Jordan’s uncertain path in turbulent Mideast

Friday 01/01/2016
Staying above water. A Jordanian policeman inspects the flooded ancient Roman theatre in downtown Amman, last November.

Amman - Jordan has weathered the po­litical storm that engulfed much of the Middle East since the “Arab spring” revo­lutions in 2011 but porten­tous challenges lie ahead.

While Jordan’s relatively moder­ate political culture is a strong miti­gating factor, the risk of domestic instability is far greater heading into 2016 than at any time since a bloody civil war in 1970.

The spark could come from a re­newed influx of Syrian refugees — those already in Jordan have strained all resources — or a heavily indebted economy that came close to crashing in 2015 and is barely able to keep up with government overspending, especially on arma­ment to bolster defences.

Regionally, instability could come from Islamic State (ISIS) militants, who are across Jordan’s eastern and northern borders in Iraq and Syria, or the Palestinian territories, where fading hopes for independence and statehood are vexing Jordan’s large Palestinian population.

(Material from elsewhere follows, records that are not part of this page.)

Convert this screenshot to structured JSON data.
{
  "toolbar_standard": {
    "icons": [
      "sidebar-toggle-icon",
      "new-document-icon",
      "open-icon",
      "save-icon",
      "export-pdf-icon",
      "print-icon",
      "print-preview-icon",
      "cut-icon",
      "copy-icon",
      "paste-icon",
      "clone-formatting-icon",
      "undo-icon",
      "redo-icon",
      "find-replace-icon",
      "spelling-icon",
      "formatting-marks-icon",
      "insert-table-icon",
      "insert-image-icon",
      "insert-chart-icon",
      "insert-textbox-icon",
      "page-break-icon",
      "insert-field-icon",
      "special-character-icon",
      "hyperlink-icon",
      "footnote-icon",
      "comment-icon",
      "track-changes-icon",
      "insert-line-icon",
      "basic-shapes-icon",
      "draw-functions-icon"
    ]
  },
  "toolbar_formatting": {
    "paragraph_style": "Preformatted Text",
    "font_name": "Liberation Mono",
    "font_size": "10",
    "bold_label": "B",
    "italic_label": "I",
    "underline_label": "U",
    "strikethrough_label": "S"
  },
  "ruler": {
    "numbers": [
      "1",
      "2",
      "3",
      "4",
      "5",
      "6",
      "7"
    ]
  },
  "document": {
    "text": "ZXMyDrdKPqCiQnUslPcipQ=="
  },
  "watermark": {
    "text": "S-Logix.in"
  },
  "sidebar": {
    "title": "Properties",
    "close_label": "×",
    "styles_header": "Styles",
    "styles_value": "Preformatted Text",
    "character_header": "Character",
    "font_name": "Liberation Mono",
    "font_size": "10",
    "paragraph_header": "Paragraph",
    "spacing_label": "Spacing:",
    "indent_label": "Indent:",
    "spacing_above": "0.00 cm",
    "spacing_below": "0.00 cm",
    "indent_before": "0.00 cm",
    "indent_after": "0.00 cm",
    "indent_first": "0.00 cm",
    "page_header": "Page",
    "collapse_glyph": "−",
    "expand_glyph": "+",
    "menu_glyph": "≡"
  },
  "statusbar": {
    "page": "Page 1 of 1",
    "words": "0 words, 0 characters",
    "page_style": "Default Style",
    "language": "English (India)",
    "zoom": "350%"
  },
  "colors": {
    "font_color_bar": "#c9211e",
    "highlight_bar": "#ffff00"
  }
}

Indeed, 2015 will be remembered by Jordanians for many years to come. It is when ISIS burned alive in a cage a Jordanian Royal Air Force pilot whose jet crashed in Syria. In response, Jordan has taken an ac­tive part in US-led air strikes on ISIS and also joined another front, a Russian campaign that kicked off in September.

“It’s a bumpy path and it may get rougher as the Mideast as a whole is going through one of its most tur­bulent times,” Jordanian political commentator Mohammed al-Adeeb told The Arab Weekly.

“Looking around us, it’s all trou­ble spots from Libya to Yemen and from Iraq to Syria and Palestine,” he said. “We’re surrounded. We’re not living in a distant island.”

Mounting violence between Sun­ni Muslims and the Shia-Alawite sect in Syria and Iraq ripped both countries apart and effectively di­vided them along sectarian and ethnic lines. Trouble also looms elsewhere in the petroleum-rich Arab Gulf region in states with Shia communities, including Saudi Ara­bia.

Riyadh is Jordan’s largest Arab aid donor. Both countries have sim­ilar monarchical systems. Jordan’s Hashemite royal family members are said to be direct descendants of Prophet Mohammad.

Iran, which has the region’s larg­est Shia population, is flexing its muscles to exert more influence in a region long dominated by Sunnis. And, Sunni governments, especial­ly in the Gulf, have been resisting in an effort to maintain their tradi­tional clout. They even went to war to support Yemen’s government against Iran-backed Houthi forces.

Jordan fears that it will be over­taken by a tide of Shia Islam. Jor­dan’s king was the first to warn in 2004 of a “Shia crescent” stretching from Iraq to Lebanon through Syr­ia, around his small country.

For the United States, instability-driven political change that could end the Jordan’s pro-US monarchy or the spectre of an emerging anti- Western or a hard-line Islamist gov­ernment bordering Israel is out of the question.

Given Jordan’s commitment to peace with Israel and profound co­operation on counterterrorism and security matters, Washington has a strong interest in helping the king­dom get back on its feet.

“The United States has a vested interest in Jordan’s continued sta­bility,” said Mussa Ishtwei, director of the Strategic Study Centre at the University of Jordan. He pointed to Jordan being a “proper buffer” be­tween America’s key Israeli ally and the rest of the volatile Arab region to the east.

Observers insist that Jordan’s economic woes remain the biggest challenge in 2016 and beyond.

Tourism is nearly at a standstill, Jordan’s debt, spending and budget deficit have reached alarming lev­els; services such as health care and education and meagre resources such as water and electricity are over-consumed by a 20% rise in population, mainly due to an influx of 1.4 million Syria refugees.

Jordan’s King Abdullah II has said the economy was his main worry: “It keeps me up at night.”

Despite the difficulties, falling oil prices, coupled with a projected increase in international aid to the refugees, are expected to slightly shore up the national economy in 2016.

Economic expert Fahd Fanek said the real growth rate of gross domes­tic product (GDP) is expected to be nearly 2.5% in 2015 and projected that “some economic growth” will take place in 2016 but declined to specify.

Jordan is hopeful that 2016 will bring the desired stability to a re­gion free of ISIS, with trouble spots in Syria, Iraq and others pacified so that attention would be focused on resolving the lingering Palestinian- Israeli conflict — a wish that may be hard to attain.